As many of you have seen, the new marketplace is a vast improvement in ad posting over the old, trimming down 17 individual steps into just 5!

here is the new guide on how to post an ad in the marketplace!

http://tug2.net/timesharemarketplace/TimeshareMarketplaceInstructions.html


----------



## DeniseM (Jan 3, 2015)

Brian - is there a way to see your own Ads in grid form, and sort them, like you used to be able to? Maybe it's operator error, but now I just see my Ads as a long unsorted list, showing the whole Ad.


----------



## TUGBrian (Jan 3, 2015)

is not one currently, the sort order should be from newest to oldest.

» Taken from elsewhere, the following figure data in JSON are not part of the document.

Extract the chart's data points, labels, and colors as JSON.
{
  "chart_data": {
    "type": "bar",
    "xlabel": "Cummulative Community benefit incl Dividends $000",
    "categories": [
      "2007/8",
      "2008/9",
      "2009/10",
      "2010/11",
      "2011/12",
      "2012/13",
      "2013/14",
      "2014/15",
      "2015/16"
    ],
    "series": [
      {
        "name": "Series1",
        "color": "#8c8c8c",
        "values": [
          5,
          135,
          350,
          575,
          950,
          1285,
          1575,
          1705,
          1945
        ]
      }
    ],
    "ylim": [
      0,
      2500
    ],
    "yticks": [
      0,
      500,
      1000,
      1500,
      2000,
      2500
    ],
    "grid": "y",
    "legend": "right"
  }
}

ill see what we can do to get a better sorting feature for those of you with tons of ads.


----------



## DeniseM (Jan 3, 2015)

That would be great - if one has a ton of Ads, it's difficult to find a specific Ad.  That means that people will be unlikely to go to the trouble to mark their Ads rented, because it's difficult to find them.

I'd love a system where I could search for my Ad by number, go directly to it, and edit it.


----------



## VegasBella (Jan 3, 2015)

DeniseM said:


> I'd love a system where I could search for my Ad by number, go directly to it, and edit it.



Or some sort of automated setting that sends an email to the ad-maker every 30 days or so with a link to edit the ad. The email could encourage people to remove or edit their ads if the TS has been rented or sold. 

Something else I'd like to see: an easier way to narrow by location. Or a map that plots the ads. For example, if I search for "Carlsbad" the only resorts that come up are the ones with Carlsbad in their name, not all the resorts in Carlsbad.


----------



## TUGBrian (Jan 3, 2015)

an automated email is already sent 10 days prior to an ad expiring reminding the owner that the ad will expire unless they extend it.


----------



## Pathways (Jan 11, 2015)

There are numerous resorts in which I have interest. As I have already seen all the current adds, I always sorted by the most recently placed ads so I could view all of them, without viewing the older ads I have no interest in.

Is there any way to sort for the 'newest ads' in the new system? The way I am doing it now, I have to guess what I have already seen.


----------



## TUGBrian (Jan 12, 2015)

clicking the sort feature at the top right hand of the results list provides an option for "posted date"

this allows you to show from most recently posted to oldest...or vice versa should you click it again.


----------



## Pathways (Jan 12, 2015)

That feature seems to work only after a subset of listings is selected. Eg: for sale, Florida Keys.

How can I select 'all timeshares for sale' and then sort?


----------



## TUGBrian (Jan 12, 2015)

yes, its only available once drilling down into a subset of the marketplace.

you could also setup the resorts you are interested in in your watch list, that way you are notified when new ads/reviews/etc are posted for it.


----------